The customer is always right, right? Wrong.
By Reed Richardson

Ordinarily, a statement like this might seem like heresy in the business world, considering all the time and effort spent pursuing and landing customers in the first place. But to Larry Selden, business professor emeritus at Columbia University, this is exactly the kind of radical approach more businesses should be adopting.

"This doesn't fit the way most managers run and measure-and thus think about-their businesses," he acknowledges in his 2003 book Angel Customers and Demon Customers. But Selden, who co-authored the book with Fortune senior editor-at-large Geoffrey Colvin, writes that based on their research almost every company "consists of both profitable and unprofitable customers-angels and potential demons. Some customers are making your company more valuable while some are draining value from it."


The costs from these "demon customers" can be staggering. In his book, Selden estimates the bottom 20 percent of customers can often generate losses totaling more than 100 percent of a company's profits. At the same time, many business experts note the existence of an "80/20" rule with regard to "angel" customers, whereby roughly 80 percent of a company's profits come from the top 20 percent of its customers. But the first step toward improved profitability involves differentiating between the "angels" and the "demons."
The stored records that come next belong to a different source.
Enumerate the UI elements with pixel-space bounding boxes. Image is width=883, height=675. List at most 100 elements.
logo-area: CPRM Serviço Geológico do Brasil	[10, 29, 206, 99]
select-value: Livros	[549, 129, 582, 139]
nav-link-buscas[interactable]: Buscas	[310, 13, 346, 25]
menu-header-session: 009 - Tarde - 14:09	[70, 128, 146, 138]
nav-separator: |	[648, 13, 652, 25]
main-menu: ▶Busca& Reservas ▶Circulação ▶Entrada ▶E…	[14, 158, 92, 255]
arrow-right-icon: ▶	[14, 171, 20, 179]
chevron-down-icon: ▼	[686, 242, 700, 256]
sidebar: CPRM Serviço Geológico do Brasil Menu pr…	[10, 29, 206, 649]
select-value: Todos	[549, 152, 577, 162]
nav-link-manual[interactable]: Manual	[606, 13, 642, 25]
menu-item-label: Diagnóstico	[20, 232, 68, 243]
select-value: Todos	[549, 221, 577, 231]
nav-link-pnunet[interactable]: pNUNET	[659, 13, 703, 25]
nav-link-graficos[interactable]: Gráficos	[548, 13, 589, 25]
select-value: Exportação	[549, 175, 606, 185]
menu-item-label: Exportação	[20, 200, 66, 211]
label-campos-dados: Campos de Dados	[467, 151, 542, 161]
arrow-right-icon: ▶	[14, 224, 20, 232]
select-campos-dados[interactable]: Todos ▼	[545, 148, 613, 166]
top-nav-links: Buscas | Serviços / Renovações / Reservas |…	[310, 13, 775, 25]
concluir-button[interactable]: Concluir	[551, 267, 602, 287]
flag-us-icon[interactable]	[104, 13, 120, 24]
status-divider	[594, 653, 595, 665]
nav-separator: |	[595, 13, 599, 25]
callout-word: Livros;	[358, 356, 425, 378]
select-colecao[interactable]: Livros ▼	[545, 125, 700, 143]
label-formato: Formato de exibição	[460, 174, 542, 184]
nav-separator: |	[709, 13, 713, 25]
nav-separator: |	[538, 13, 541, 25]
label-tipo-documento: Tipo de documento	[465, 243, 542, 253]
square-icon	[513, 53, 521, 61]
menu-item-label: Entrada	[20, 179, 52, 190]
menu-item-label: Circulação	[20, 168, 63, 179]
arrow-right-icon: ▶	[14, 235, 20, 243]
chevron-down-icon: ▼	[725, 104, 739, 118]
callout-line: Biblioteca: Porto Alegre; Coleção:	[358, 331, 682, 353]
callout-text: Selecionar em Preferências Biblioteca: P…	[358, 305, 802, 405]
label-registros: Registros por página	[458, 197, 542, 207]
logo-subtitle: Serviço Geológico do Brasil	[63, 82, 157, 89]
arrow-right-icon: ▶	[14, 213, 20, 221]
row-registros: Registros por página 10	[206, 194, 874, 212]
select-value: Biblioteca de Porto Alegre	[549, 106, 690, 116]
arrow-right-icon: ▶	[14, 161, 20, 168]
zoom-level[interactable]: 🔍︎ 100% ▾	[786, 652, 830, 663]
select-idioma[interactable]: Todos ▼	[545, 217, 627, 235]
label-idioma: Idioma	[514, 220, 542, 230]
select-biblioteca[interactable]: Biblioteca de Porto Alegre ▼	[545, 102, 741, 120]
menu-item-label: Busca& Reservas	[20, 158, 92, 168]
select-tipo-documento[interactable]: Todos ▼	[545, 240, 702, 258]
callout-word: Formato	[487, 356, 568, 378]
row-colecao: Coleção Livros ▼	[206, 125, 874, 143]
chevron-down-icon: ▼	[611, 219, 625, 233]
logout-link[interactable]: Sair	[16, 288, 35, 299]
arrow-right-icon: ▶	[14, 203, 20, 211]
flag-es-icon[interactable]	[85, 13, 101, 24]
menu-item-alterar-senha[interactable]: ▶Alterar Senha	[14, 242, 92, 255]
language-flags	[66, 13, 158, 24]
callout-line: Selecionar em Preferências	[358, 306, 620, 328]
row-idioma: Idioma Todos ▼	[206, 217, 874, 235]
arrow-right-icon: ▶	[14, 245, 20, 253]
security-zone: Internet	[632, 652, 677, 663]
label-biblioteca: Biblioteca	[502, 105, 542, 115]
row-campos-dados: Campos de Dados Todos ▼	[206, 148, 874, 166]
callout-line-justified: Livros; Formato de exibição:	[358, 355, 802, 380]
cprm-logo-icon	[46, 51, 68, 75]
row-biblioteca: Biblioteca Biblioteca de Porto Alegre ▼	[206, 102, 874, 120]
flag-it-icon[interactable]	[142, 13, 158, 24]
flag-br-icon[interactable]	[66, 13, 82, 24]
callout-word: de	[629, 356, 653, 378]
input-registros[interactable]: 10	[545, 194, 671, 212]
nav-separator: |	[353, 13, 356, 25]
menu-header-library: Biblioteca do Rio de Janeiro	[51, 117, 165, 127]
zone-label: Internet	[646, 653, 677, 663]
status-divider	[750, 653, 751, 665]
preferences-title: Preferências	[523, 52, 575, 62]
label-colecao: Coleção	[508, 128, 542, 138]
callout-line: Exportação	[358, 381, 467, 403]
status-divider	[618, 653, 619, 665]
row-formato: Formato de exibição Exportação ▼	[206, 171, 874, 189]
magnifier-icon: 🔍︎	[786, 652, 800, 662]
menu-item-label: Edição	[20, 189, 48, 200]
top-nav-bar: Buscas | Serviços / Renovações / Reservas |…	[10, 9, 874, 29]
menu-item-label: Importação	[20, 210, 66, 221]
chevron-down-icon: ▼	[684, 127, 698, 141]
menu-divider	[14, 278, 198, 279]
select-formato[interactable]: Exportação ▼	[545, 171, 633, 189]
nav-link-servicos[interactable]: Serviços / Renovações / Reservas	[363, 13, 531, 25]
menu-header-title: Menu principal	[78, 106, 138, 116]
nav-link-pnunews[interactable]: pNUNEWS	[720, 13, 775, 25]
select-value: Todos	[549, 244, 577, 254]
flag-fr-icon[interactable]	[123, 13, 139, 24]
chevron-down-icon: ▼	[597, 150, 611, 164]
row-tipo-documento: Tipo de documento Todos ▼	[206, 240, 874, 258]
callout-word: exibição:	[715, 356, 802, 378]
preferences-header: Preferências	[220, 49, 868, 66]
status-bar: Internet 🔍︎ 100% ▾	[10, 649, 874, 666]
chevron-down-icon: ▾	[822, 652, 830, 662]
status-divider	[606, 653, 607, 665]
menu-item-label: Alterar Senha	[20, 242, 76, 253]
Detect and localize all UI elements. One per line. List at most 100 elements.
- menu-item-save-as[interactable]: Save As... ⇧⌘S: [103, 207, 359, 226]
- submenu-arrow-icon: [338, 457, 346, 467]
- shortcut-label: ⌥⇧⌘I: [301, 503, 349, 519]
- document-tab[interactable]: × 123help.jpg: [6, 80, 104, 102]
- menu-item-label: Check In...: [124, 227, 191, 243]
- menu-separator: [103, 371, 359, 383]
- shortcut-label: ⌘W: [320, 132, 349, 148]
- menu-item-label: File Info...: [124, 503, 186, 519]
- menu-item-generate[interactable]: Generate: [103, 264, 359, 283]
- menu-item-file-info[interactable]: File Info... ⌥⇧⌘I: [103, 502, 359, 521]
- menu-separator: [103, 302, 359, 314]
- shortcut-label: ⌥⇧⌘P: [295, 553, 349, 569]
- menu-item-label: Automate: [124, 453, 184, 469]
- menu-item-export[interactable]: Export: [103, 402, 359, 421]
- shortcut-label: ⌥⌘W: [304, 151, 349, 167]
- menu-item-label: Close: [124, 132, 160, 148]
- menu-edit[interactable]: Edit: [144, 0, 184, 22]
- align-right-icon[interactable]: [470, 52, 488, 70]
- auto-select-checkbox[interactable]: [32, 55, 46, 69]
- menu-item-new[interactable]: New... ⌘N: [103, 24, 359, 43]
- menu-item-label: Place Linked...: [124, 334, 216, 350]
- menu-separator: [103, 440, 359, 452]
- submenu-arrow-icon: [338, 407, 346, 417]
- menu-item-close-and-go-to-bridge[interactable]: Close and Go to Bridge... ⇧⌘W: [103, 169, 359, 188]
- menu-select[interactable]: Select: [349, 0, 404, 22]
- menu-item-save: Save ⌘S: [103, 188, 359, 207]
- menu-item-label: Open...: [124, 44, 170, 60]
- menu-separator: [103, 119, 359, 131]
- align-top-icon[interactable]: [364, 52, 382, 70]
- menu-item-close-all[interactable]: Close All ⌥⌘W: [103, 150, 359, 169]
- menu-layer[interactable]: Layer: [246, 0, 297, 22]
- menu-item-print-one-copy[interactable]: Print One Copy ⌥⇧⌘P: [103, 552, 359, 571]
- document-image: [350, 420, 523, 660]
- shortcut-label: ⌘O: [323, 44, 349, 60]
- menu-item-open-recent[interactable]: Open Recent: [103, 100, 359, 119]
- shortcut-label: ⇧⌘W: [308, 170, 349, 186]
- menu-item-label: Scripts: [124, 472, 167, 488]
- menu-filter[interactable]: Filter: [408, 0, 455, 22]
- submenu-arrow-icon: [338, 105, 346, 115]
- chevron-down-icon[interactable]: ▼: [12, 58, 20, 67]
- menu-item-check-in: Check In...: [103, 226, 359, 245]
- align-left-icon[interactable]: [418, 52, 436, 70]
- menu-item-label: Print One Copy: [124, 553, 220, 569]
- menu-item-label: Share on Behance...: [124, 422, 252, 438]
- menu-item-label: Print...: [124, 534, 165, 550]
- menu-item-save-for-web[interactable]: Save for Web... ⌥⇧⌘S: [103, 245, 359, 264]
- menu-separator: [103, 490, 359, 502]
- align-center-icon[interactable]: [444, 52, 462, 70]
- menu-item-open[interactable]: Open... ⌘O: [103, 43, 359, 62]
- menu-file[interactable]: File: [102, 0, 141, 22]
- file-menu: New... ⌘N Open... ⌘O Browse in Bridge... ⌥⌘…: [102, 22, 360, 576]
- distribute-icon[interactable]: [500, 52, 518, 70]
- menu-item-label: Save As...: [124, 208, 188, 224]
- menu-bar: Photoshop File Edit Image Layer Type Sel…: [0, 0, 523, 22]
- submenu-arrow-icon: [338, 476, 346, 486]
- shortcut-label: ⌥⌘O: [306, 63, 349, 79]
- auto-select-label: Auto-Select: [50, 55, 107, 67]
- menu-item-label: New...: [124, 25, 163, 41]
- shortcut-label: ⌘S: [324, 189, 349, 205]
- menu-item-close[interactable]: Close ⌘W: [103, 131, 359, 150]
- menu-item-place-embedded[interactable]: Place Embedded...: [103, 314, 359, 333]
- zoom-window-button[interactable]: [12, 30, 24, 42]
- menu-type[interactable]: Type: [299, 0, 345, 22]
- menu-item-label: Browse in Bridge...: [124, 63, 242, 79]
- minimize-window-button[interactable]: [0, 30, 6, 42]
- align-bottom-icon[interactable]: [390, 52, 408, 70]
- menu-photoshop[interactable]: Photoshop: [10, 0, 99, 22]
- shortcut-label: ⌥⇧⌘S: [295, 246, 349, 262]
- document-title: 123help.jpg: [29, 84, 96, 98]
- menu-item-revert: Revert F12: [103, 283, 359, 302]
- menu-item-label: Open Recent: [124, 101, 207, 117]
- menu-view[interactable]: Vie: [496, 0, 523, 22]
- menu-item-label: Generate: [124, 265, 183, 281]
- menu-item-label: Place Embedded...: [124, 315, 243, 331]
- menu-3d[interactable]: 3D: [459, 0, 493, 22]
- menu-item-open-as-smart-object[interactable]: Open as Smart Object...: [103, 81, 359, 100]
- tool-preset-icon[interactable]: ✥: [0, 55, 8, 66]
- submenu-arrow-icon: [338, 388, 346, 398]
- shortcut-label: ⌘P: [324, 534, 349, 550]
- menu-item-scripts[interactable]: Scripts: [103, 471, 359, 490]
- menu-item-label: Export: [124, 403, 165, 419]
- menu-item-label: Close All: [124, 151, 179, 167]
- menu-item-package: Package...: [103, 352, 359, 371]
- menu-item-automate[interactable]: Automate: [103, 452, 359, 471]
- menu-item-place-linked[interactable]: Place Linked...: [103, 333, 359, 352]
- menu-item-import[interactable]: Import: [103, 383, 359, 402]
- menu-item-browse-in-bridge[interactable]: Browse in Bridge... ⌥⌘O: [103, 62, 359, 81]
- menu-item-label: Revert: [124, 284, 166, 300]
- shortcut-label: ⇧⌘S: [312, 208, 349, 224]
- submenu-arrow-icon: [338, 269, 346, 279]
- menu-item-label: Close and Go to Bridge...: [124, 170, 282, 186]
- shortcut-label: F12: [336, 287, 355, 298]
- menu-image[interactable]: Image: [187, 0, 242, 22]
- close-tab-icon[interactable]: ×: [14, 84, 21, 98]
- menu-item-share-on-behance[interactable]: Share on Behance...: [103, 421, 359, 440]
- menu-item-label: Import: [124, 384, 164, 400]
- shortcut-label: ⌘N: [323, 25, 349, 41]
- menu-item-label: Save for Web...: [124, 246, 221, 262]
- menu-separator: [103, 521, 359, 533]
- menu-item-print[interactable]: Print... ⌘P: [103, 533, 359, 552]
Perhaps the most effective way to do this is through activity-based costing. Rather than using traditional accounting methods that tend to distort cost information by heavily weighting labor and materials over support operations, the ABC method traces all costs back to individual product lines or services. Most small businesses make the mistake of only looking at how much an account or customer brings in, instead of assessing the their true net value.

Once you begin to determine your customers' true worth, then you can start to tier your services to match profitability, focusing greater support to your top level of customers. What to do with the bottom 10 or 20 percent of your customers, however, remains controversial. Some business experts advocate ruthlessly cutting those customers loose, while others, like Selden, believe you should at least attempt to "exorcise" those "demon" customers first, using tactics such as discouraging returns or upselling.

Still, the best opportunity to identify "angels" and "demons" occurs before they become customers. By properly sizing up prospects, your business can expend less energy and make more money without having to "fire" anyone.


Below, we've identified four categories of bad customers that can suck the life and profits out of your small business. For each one, we've also suggested a corresponding strategy for ridding yourself of these "demons" that's more nuanced than just telling them "You're Fired!"

1. Exceptions to the Rule. These are customers whose needs don't line up with your small business's areas of expertise. Often, they're either pushing you to provide new services before you're ready or they're still clinging to an old product line and haven't recognized that your business's focus has changed.

How to "Fire" them: Schedule a face-to-face meeting and patiently, but firmly, explain the gaps between their needs and your company's capabilities. If they are uninterested or incapable of switching over to your current products or services, refer them to a reputable business that can satisfy their needs and extend your current business arrangement for a few more weeks to allow them a smooth transition.

2. More for Less-ers. This customer focuses solely on price and is constantly pressing you for more while at the same time expecting to pay less. The only value they see in your company is measured in how good a deal you're giving them.

How to "Fire" them: Rather than just hit these customers with an up-charge that they're sure to bitterly reject, give them a choice between accepting a price increase or adding on other premium services offered by your business. If they accept the latter, you might still be able to convert them into a loyal, profitable customer. Even if neither offer appeals to them, chances are they will leave on good terms, feeling like it was their decision to go, rather than yours.

3. Whiners and Beefers: Some customers live to complain and feel like the "customer is always right" mantra is an excuse to act rudely and make ridiculous demands. Even if they seem like profitable clients, there are often hidden costs-like increased customer service calls and lowered morale-that make them worthy of getting the boot.

How to "Fire" them: Explain to the customer that, based on the frequency of their complaints, it's apparent that your small business will never be able to satisfy them. So, as part of your commitment to providing them the level of service they desire, politely let them know that you're referring them to another company. (Let your competitor deal with the headaches.)

4. Indecisive Wafflers: These customers promise big payoffs or lots of sales, but rarely follow through. And when they do commit to a purchase or a project, they often ignore your advice and end up disappointed or ask for endless changes and abandon the project before it's finished. If you're not careful, their dithering can ruin a hard-earned reputation for having satisfied customers.

How to "Fire" them: In the retail world, notifying your customers upfront about your returns policy and then strictly enforcing it can often weed out perennial browsers and serial complainers. In a professional practice or b-to-b environment, requiring both potential and current clients to commit to written, contractual deadlines as well as ongoing payments can help prevent them from becoming afflicted with constant "what if" syndrome.

Reed Richardson is a writer/associate editor for Business 24/7 magazine.